Second part:  why is it "gut schlafen", but lang*e *schlafen?

According to Whodunit, "lang schlafen" is colloquial for "lange schlafen".
According to Hutschi, "lange" is used for durations, and "lang" for both durations and distances.  
According to the grammar exercise, lang*e* schlafen is the solution.
I just realised that I thought "lange" was "lang+e" (Deklination), and that's where all my confusion came from.  But really, it's lange+nothing.
I guess it was unfair to put that in an Adjektivdeklination exercise, as it's an adverb.  Even the teacher was misled...
Thanks again to all! zazap.


----------



## elroy

gabrigabri said:


> [...] Sie helfen gut zu schlafen (verb).
> [...]
> Ich liebe gut zu essen.


 Gabrigabri, ich weiß, was Du versuchst hast zu erklären, aber diese Sätze sind im Deutschen leider nicht grammatikalisch.  In beiden Sätzen muss man ein Pronomen ergänzen.

_Sie helfen einem, gut zu schlafen._
_Ich liebe es, gut zu essen._


----------



## Hutschi

> Sie helfen gut zu schlafen.


Der Satz war nach der Rechtschreibreform mehrdeutig.
Es kann einerseits heißen:

Sie (zum Beispiel die Schlaftropfen) helfen einem gut, zu schlafen. (Man schläft dann überhaupt.)
zum anderen: Sie helfen einem, gut zu schlafen.
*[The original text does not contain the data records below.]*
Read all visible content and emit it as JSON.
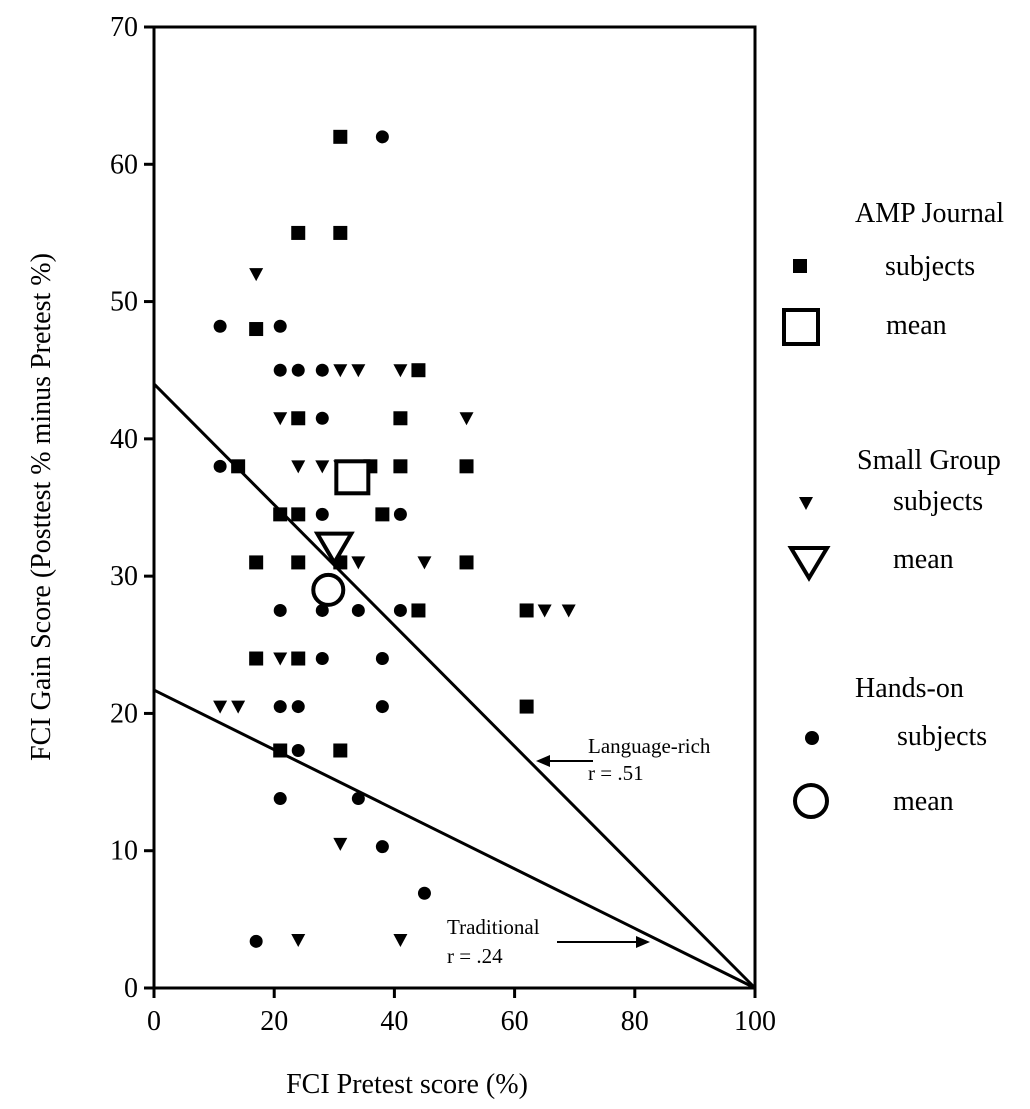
{
  "chart_data": {
    "type": "scatter",
    "xlabel": "FCI Pretest score (%)",
    "ylabel": "FCI Gain Score (Posttest % minus Pretest %)",
    "xlim": [
      0,
      100
    ],
    "ylim": [
      0,
      70
    ],
    "x_ticks": [
      "0",
      "20",
      "40",
      "60",
      "80",
      "100"
    ],
    "y_ticks": [
      "0",
      "10",
      "20",
      "30",
      "40",
      "50",
      "60",
      "70"
    ],
    "grid": false,
    "legend_position": "right",
    "series": [
      {
        "name": "AMP Journal",
        "subjects_label": "subjects",
        "mean_label": "mean",
        "marker": "square",
        "points": [
          [
            31,
            62
          ],
          [
            24,
            55
          ],
          [
            31,
            55
          ],
          [
            17,
            48
          ],
          [
            44,
            45
          ],
          [
            24,
            41.5
          ],
          [
            41,
            41.5
          ],
          [
            14,
            38
          ],
          [
            36,
            38
          ],
          [
            41,
            38
          ],
          [
            52,
            38
          ],
          [
            21,
            34.5
          ],
          [
            24,
            34.5
          ],
          [
            38,
            34.5
          ],
          [
            17,
            31
          ],
          [
            24,
            31
          ],
          [
            31,
            31
          ],
          [
            52,
            31
          ],
          [
            44,
            27.5
          ],
          [
            62,
            27.5
          ],
          [
            17,
            24
          ],
          [
            24,
            24
          ],
          [
            62,
            20.5
          ],
          [
            21,
            17.3
          ],
          [
            31,
            17.3
          ]
        ],
        "mean": [
          33,
          37.2
        ]
      },
      {
        "name": "Small Group",
        "subjects_label": "subjects",
        "mean_label": "mean",
        "marker": "triangle-down",
        "points": [
          [
            17,
            52
          ],
          [
            31,
            45
          ],
          [
            34,
            45
          ],
          [
            41,
            45
          ],
          [
            21,
            41.5
          ],
          [
            52,
            41.5
          ],
          [
            24,
            38
          ],
          [
            28,
            38
          ],
          [
            31,
            38
          ],
          [
            34,
            31
          ],
          [
            45,
            31
          ],
          [
            65,
            27.5
          ],
          [
            69,
            27.5
          ],
          [
            21,
            24
          ],
          [
            11,
            20.5
          ],
          [
            14,
            20.5
          ],
          [
            31,
            10.5
          ],
          [
            24,
            3.5
          ],
          [
            41,
            3.5
          ]
        ],
        "mean": [
          30,
          32
        ]
      },
      {
        "name": "Hands-on",
        "subjects_label": "subjects",
        "mean_label": "mean",
        "marker": "circle",
        "points": [
          [
            38,
            62
          ],
          [
            11,
            48.2
          ],
          [
            21,
            48.2
          ],
          [
            21,
            45
          ],
          [
            24,
            45
          ],
          [
            28,
            45
          ],
          [
            28,
            41.5
          ],
          [
            11,
            38
          ],
          [
            28,
            34.5
          ],
          [
            41,
            34.5
          ],
          [
            21,
            27.5
          ],
          [
            28,
            27.5
          ],
          [
            34,
            27.5
          ],
          [
            41,
            27.5
          ],
          [
            28,
            24
          ],
          [
            38,
            24
          ],
          [
            21,
            20.5
          ],
          [
            24,
            20.5
          ],
          [
            38,
            20.5
          ],
          [
            24,
            17.3
          ],
          [
            21,
            13.8
          ],
          [
            34,
            13.8
          ],
          [
            38,
            10.3
          ],
          [
            45,
            6.9
          ],
          [
            17,
            3.4
          ]
        ],
        "mean": [
          29,
          29
        ]
      }
    ],
    "lines": [
      {
        "name": "Language-rich",
        "r_label": "r = .51",
        "x": [
          0,
          100
        ],
        "y": [
          44,
          0
        ]
      },
      {
        "name": "Traditional",
        "r_label": "r = .24",
        "x": [
          0,
          100
        ],
        "y": [
          21.7,
          0
        ]
      }
    ]
  }
}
Deshalb ist die (auch sinnunterscheidende) Kommasetzung hier wichtig. (Man schläft dann gut.)

Ob das "einem" notwendig ist, weiß ich nicht genau. Zumindest in der Umgangssprache wird es oft weggelassen.
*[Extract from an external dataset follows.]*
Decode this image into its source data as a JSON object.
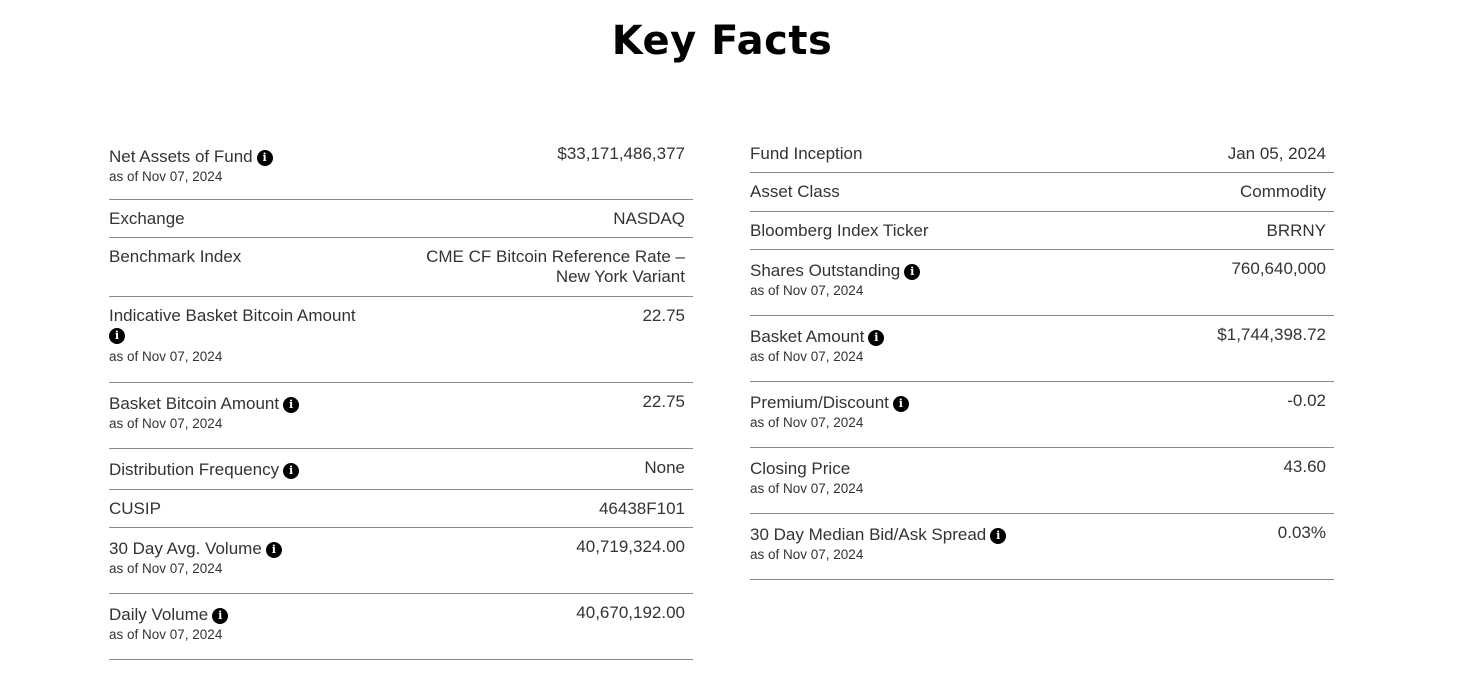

"Einem" ist hier eine neutrale (aber grammatisch männliche) Form, es wird nicht nach natürlichem Geschlecht unterschieden.


----------



## Whodunit

zazap said:


> To sum up:
> "Drei lange Wochen richtig faul sein, lange schlafen und gutes Essen genießen,..."
> means
> "Being really lazy for three *long* weeks, sleeping in and enjoying good food..."
> not
> "Being really lazy for three *long* weeks, sleeping in and eating well,..."
> (which is what I thought at the beginning).


 
Yes, that's correct.

"Being really lazy for three *long* weeks, sleeping in and enjoying good food..."
Drei *lange* Wochen richtig faul sein, lange schlafen und gutes Essen genißen.
--> *lange*is the plural adjective in the accusative. See here at _Starke Flexion_.
--> lange is the adverb of _lang_. It is, of course, not inflectable except that it's colloquially _lang_.



> Second part: why is it "gut schlafen", but lang*e *schlafen?


 
Simply because _gut_ the adverb of _gut_ and _lange_ is the adverb of _lang_. 



> According to Whodunit, "lang schlafen" is colloquial for "lange schlafen".   you should not use it, only know
> According to Hutschi, "lange" is used for durations, and "lang" for both durations and distances.  that's hard to explain; I'd advise you to use _lange_ for durations and _lang_ for distances; I'm not sure if the latter is possible as an adverb.
> According to the grammar exercise, lang*e* schlafen is the solution.  which is what I said


 


> I just realised that I thought "lange" was "lang+e" (Deklination), and that's where all my confusion came from. But really, it's lange+nothing.


 
It depends. _Lange_ is either the adverb or a declined adjective. See the first link above.


----------



## zazap

Whodunit said:


> It depends. _Lange_ is either the adverb or a declined adjective. See the first link above.


Oh, I know all about Adjektiv Deklination, I meant I thought it was a declined adjective in _this_ case, which is what got me confused. 
Thanks for all the feedback!


----------